仅仅是一翻年的功夫,天边那抹赤华已浓透白昼,唯有正午时分的日光才得蔽其辉芒。
席墨站在窗边,看那一点血色如坠,只待风卷云落,便要将漫天招摇的纸鸢烧穿。
“师兄。”
他就轻声道,“今日放筝的人也太多了些。”
“大约是有飞鸢赛吧。”
宁连丞微微一笑,掩上茶盖,“鸢城之春,总归名不虚行。”
“猜对了。”
曲矩一步跨进屋子,“若不是你们到了,回来的路上我都想去同人比上一比。”
“久等。”
余怀跟在他身后,将门掩上,“大家都坐吧。”
曲矩就往桌上一坐,取了一杯茶润口,“要不要再猜猜看,这次急着寻你们来,所为究竟何事?”
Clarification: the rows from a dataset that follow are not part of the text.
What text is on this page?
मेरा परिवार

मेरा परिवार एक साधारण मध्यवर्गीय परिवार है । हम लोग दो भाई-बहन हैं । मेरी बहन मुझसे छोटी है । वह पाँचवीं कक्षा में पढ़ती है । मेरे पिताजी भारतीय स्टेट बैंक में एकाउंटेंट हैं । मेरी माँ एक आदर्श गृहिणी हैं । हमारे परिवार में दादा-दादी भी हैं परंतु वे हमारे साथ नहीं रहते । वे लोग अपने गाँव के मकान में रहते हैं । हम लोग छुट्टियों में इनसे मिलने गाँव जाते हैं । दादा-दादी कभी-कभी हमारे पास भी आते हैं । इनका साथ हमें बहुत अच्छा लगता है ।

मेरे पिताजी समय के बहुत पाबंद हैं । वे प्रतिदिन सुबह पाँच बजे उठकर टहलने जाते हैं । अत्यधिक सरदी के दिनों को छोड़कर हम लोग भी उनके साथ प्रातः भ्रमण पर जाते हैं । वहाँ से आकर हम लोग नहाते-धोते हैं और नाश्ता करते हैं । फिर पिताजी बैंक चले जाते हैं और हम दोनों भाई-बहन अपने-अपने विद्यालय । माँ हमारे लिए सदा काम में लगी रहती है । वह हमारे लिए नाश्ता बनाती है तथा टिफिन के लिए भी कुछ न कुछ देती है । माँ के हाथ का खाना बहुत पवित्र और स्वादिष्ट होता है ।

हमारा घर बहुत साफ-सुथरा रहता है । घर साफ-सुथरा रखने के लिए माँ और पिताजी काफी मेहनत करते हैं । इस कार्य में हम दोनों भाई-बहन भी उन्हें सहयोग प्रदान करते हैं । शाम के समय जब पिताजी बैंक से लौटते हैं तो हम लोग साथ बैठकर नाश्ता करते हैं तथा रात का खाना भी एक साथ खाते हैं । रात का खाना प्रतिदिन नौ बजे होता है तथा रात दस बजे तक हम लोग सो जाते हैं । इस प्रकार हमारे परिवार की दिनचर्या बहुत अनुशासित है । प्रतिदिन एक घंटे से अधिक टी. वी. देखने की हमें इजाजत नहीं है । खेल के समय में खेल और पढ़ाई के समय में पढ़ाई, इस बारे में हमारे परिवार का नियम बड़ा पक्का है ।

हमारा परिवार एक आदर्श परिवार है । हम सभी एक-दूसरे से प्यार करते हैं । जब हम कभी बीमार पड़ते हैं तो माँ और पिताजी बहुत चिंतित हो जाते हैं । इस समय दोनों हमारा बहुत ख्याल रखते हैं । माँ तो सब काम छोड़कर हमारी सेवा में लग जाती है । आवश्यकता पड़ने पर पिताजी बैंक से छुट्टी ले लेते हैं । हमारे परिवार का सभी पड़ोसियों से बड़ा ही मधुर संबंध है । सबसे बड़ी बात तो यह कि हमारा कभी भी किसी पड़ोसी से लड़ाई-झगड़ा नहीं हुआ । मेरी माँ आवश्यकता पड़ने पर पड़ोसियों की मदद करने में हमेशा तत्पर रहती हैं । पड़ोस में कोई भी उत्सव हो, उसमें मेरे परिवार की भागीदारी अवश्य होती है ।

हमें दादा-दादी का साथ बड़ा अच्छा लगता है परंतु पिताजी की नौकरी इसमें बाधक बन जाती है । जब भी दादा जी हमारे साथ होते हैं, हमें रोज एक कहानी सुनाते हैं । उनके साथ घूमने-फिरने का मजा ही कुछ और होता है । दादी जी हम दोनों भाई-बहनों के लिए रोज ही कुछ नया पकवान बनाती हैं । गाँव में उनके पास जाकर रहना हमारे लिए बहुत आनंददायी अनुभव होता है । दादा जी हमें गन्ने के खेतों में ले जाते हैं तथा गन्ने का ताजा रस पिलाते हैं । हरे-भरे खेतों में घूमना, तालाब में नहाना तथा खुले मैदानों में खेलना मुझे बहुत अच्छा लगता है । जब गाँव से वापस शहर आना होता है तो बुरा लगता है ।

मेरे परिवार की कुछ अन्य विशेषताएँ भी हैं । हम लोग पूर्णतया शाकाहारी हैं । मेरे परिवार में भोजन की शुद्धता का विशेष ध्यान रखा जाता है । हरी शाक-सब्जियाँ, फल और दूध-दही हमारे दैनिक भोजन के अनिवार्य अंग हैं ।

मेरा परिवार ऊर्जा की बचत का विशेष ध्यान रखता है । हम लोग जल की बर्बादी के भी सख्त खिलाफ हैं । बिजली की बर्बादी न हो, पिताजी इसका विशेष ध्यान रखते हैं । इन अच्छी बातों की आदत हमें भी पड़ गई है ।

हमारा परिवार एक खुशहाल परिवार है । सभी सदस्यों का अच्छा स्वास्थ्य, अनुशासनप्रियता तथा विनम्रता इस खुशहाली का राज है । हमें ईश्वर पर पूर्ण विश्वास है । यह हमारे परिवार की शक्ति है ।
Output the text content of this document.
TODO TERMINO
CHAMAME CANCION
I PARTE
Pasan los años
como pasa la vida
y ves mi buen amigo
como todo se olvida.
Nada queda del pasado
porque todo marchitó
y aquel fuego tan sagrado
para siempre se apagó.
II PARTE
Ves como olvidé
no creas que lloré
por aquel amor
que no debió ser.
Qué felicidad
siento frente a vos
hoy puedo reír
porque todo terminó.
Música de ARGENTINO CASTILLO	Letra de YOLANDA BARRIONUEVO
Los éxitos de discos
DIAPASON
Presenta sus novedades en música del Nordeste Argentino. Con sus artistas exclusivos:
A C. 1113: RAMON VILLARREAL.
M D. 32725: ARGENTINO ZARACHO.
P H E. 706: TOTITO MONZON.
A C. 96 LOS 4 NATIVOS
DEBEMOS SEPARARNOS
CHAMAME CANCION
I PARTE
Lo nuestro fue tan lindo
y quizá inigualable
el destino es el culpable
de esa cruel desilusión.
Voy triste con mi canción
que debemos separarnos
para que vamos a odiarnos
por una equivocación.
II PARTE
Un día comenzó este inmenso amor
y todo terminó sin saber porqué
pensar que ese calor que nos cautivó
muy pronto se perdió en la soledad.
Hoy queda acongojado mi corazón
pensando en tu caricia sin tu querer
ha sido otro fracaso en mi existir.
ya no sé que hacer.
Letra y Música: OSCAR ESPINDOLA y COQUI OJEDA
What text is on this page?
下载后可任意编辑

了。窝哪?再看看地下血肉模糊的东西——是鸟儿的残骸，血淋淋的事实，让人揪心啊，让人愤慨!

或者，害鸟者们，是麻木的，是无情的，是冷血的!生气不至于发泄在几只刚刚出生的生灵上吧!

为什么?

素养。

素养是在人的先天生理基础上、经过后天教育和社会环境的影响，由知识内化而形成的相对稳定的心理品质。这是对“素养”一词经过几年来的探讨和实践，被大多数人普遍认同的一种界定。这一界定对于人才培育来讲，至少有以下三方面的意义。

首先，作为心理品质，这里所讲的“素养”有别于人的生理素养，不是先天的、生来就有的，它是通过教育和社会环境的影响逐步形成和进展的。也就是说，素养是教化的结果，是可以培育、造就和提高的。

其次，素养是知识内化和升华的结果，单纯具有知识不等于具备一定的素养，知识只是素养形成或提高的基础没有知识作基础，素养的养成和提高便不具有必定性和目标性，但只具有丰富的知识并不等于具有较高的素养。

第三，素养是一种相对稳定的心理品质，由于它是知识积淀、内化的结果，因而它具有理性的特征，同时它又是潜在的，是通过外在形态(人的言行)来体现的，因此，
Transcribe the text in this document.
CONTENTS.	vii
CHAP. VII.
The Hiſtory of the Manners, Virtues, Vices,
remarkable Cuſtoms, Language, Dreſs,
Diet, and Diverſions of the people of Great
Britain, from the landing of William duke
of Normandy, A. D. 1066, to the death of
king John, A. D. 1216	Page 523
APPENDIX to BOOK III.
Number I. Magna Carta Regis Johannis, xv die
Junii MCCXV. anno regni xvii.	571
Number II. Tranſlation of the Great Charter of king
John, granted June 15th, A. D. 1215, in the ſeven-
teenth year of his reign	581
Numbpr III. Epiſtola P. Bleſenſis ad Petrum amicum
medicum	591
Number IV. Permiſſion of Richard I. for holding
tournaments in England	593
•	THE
宁连丞行至桌边,放下茶盅,“长老瞧着这般开心,大约是屠龙计划已有着落。”
“不愧是你。”
曲矩就笑了,“正同魔宗卡着乞寒节闹腾,我们也要趁花朝会来一次突袭。”
他眨眨眼道,“这次去四人。
我,余长老,衡非,小雨。
这样总据点就无人坐镇了。
所以连丞你暂且留下,先在我们离开的间隙代守青州。
苏师伯若有事召,此处也算方便,你三日就能赶过去。”
宁连丞颔首称是。
“那席墨小朋友,还有一事要你帮忙。”
曲矩点着茶盖,“回一趟派,将我们的计划告之掌门,再将凌枢长老叫来坐镇。”
席墨一怔,“我去吗?”
“不然呢?”
曲矩好笑,“除了你,这里还有谁更合适?”
他想了想,“我们就暂定你走后十日出发。
毕竟凌老御风,那一道闪电似的,不快走怕是要给当场捉住,再走不了了。”
宁连丞思索道,“要师弟走一趟,莫非是应声虫……”
曲矩就看看余怀。
余怀清叹一声,娓娓道来。
原仙派的应声虫收在外闻峰处。
而他们要向掌门与凌枢传达此意,就必须通过余立。
余怀正襟安坐,“如果未虚子知道了,消息一定会被扣住。
因这个计划本就是瞒着她进行的。”
曲矩抱臂相应,“是啊,未虚子其实和凌老意见相同呢。
上次余长老就将计划提了个边角,想叫人问问掌门意见。
结果呢,都快要给训死了,说闲着没事儿就回来刷地,上赶着送什么人头。”
余怀略微尬然地看他一眼,用眼神制止他继续说下去。
曲矩没看见人眼色,“哎,以为这样我们就不会去了。
但是不行啊,花朝这个时机很合适。
依照前时经验,这时候魔宗兵力最为分散,起码离微宫主那一票都会去守路,保证散花仪式不被打断。”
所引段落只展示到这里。